C’est à travers le message «vendredi de la libération» que des jeunes Sénégalais ont organisé les manifestations qui ont touché une bonne partie du pays. A la base, il était prévu d’enchaîner avec une manifestation pacifique à la sortie de la prière du vendredi. Un appel qui a visiblement touché sa cible puisque vers les coups de 15 heures, comme s’ils s’étaient passé le mot, des manifestations ont commencé à éclater à Colobane et un peu partout à Dakar. L’autoroute et beaucoup d’artères ont été barrées par les manifestants qui ont affronté les forces de l’ordre dans les ruelles sous les gaz lacrymogènes.
Pour protester contre le report de la présidentielle, des jeunes Sénégalais se sont mobilisés fortement hier soir après la prière du vendredi pour faire une démonstration de force partout à Dakar. Les forces de l’ordre ont cherché à prendre les devants en installant un dispositif impressionnant autour de la place de la Nation où la manifestation était prévue. En effet, l’hashtag «vendredi de libération» a fait le tour des réseaux sociaux ces derniers jours pour inciter les jeunes à descendre dans la rue «pacifiquement» après la prière du vendredi. Ceux qui étaient à Masalikoul jinaan et qui devaient rejoindre la place de la Nation se sont heurtés aux barrières des forces de l’ordre. Pour les contourner, les jeunes manifestants se sont disséminés dans les ruelles de Colobane chantant à tue-tête «Macky Sall dictateur».
Taxi incendié à Colobane par une grenade lacrymogène
Pour les disperser, les forces de l’ordre ont commencé à tirer des grenades lacrymogènes et les manifestants se sont mis à riposter avec des jets de pierres. Pendant qu’une partie faisait face aux forces de l’ordre, l’autre ramassait tout ce qui pouvait servir à allumer un feu pour empêcher les policiers de progresser. Tables des marchands, pneus, bouts de bois et même véhicules en panne garés sur la chaussée, tout y est passé. Plusieurs foyers de tension ont été allumés à Colobane, dans un affrontement entre policiers et manifestants qui a duré plusieurs heures. Les forces de l’ordre voulant tuer la protestation dans l’œuf se sont déchaînés sur les manifestants, tirant à tout bout de champ des grenades lacrymogènes. Un taxi en a d’ailleurs fait les frais aux alentours de Colobane. Alors qu’il tentait de sortir du rond-point, une grenade a atterri direct dans le véhicule forçant le chauffeur à sortir en catastrophe et abandonner la voiture au beau milieu de la chaussée.
Certains manifestants ont débouché dans leur course-poursuite avec les forces de l’ordre sur l’autoroute qui a été aussi bloquée pendant plusieurs heures.

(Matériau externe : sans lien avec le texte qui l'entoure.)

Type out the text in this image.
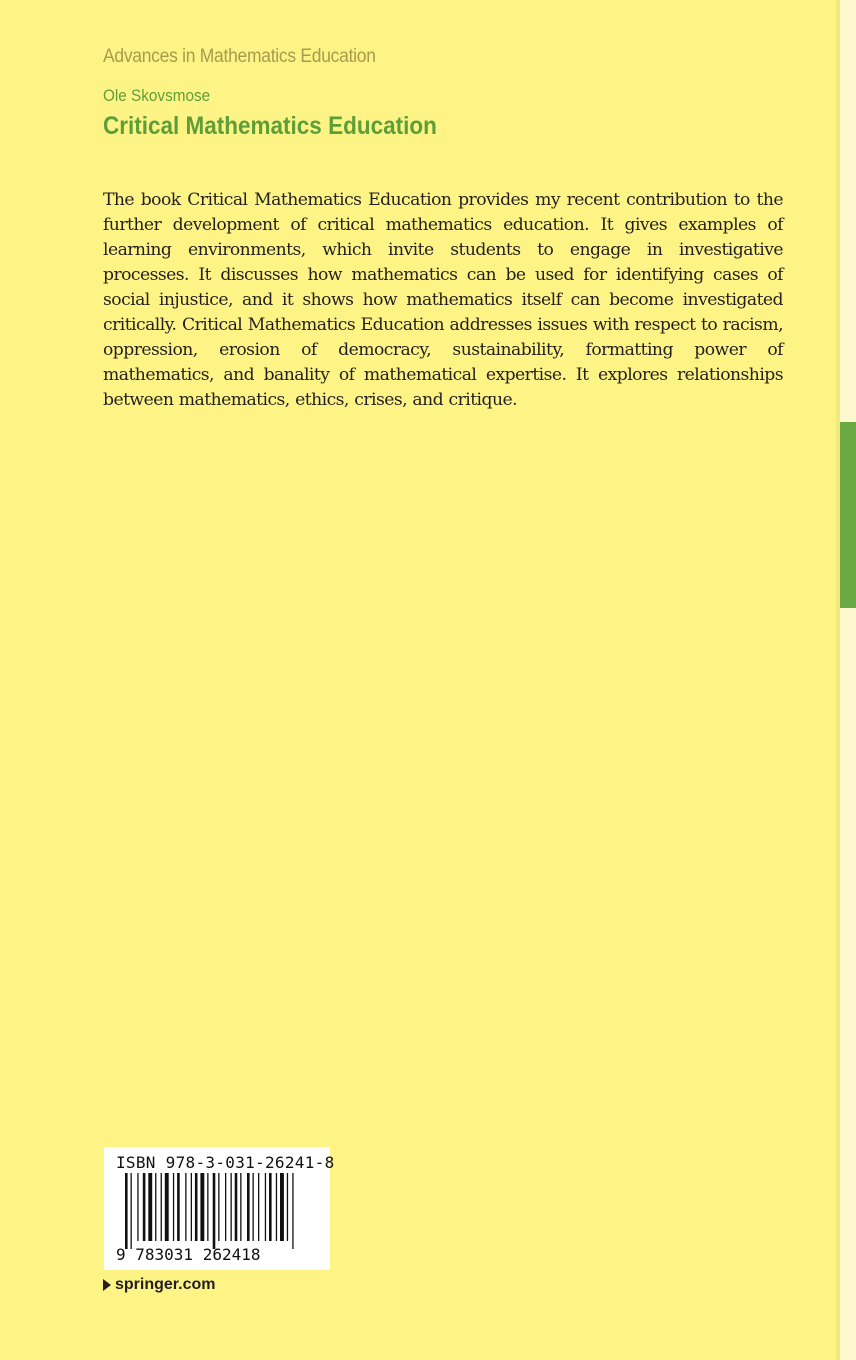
Advances in Mathematics Education
Ole Skovsmose
Critical Mathematics Education

The book Critical Mathematics Education provides my recent contribution to the further development of critical mathematics education. It gives examples of learning environments, which invite students to engage in investigative processes. It discusses how mathematics can be used for identifying cases of social injustice, and it shows how mathematics itself can become investigated critically. Critical Mathematics Education addresses issues with respect to racism, oppression, erosion of democracy, sustainability, formatting power of mathematics, and banality of mathematical expertise. It explores relationships between mathematics, ethics, crises, and critique.

ISBN 978-3-031-26241-8
9 783031 262418
springer.com
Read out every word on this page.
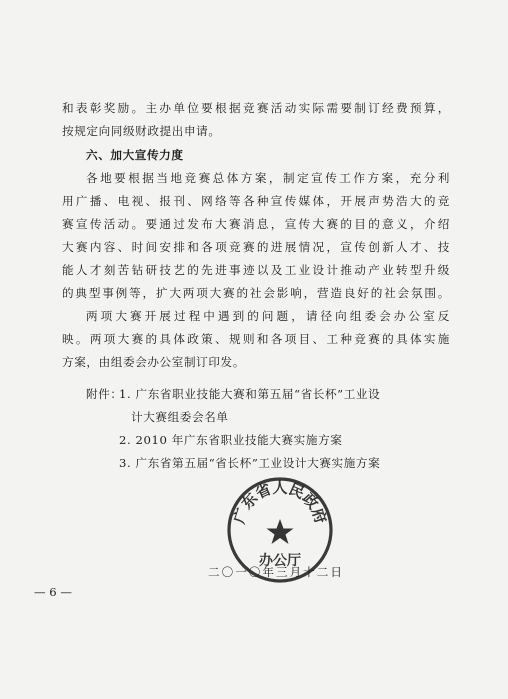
和表彰奖励。主办单位要根据竞赛活动实际需要制订经费预算，
按规定向同级财政提出申请。
六、加大宣传力度
各地要根据当地竞赛总体方案，制定宣传工作方案，充分利
用广播、电视、报刊、网络等各种宣传媒体，开展声势浩大的竞
赛宣传活动。要通过发布大赛消息，宣传大赛的目的意义，介绍
大赛内容、时间安排和各项竞赛的进展情况，宣传创新人才、技
能人才刻苦钻研技艺的先进事迹以及工业设计推动产业转型升级
的典型事例等，扩大两项大赛的社会影响，营造良好的社会氛围。
两项大赛开展过程中遇到的问题，请径向组委会办公室反
映。两项大赛的具体政策、规则和各项目、工种竞赛的具体实施
方案，由组委会办公室制订印发。
附件：
1. 广东省职业技能大赛和第五届“省长杯”工业设
计大赛组委会名单
2. 2010 年广东省职业技能大赛实施方案
3. 广东省第五届“省长杯”工业设计大赛实施方案
广东省人民政府
办公厅
二〇一〇年三月十二日
— 6 —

Une longue file de véhicules, feux allumés sous la fumée, mais aussi les grenades lacrymogènes, s’est alors formée, maintenant les voyageurs entre la gendarmerie qui s’est déployée derrière et les manifestants qui continuaient à réclamer la tenue de l’élection présidentielle à date échue.
L’Autoroute barrée pendant plusieurs heures
Beaucoup d’autres zones ont suivi le mouvement. Médina, Fass, Gueule-Tapée et l’avenue Blaise Diagne ont été aussi le théâtre des affrontements entre manifestants et forces de l’ordre qui ont usé sans modération des grenades lacrymogènes, indisposant même les riverains des scènes de combat.
Les manifestants qui n’ont pu contenir l’avancée des policiers se sont déployés dans les ruelles pour se retrouver aux allées du Centenaire. Réclamant le départ immédiat du Président Sall, ces derniers ont sillonné la route allumant de petits feux sur leur passage et barrant la route. C’est au niveau des Hlm où les forces de l’ordre les attendaient que les choses ont failli dégénérer. Mais les manifestants ont encore usé de tact pour se disperser à nouveau dans les ruelles. Arrivés au niveau du marché Hlm, ils ont reçu des renforts. Des jeunes sont sortis balançant des pierres pour repousser les policiers. Quand le champ s’est dégagé, ils en ont profité pour allumer un grand feu barrant ainsi la route, avant de disparaître à nouveau dans les ruelles. Pendant ce temps, Grand Dakar, Ouagou-Niayes, Parcelles Assainies et beaucoup d’autres localités ont été le théâtre d’affrontements.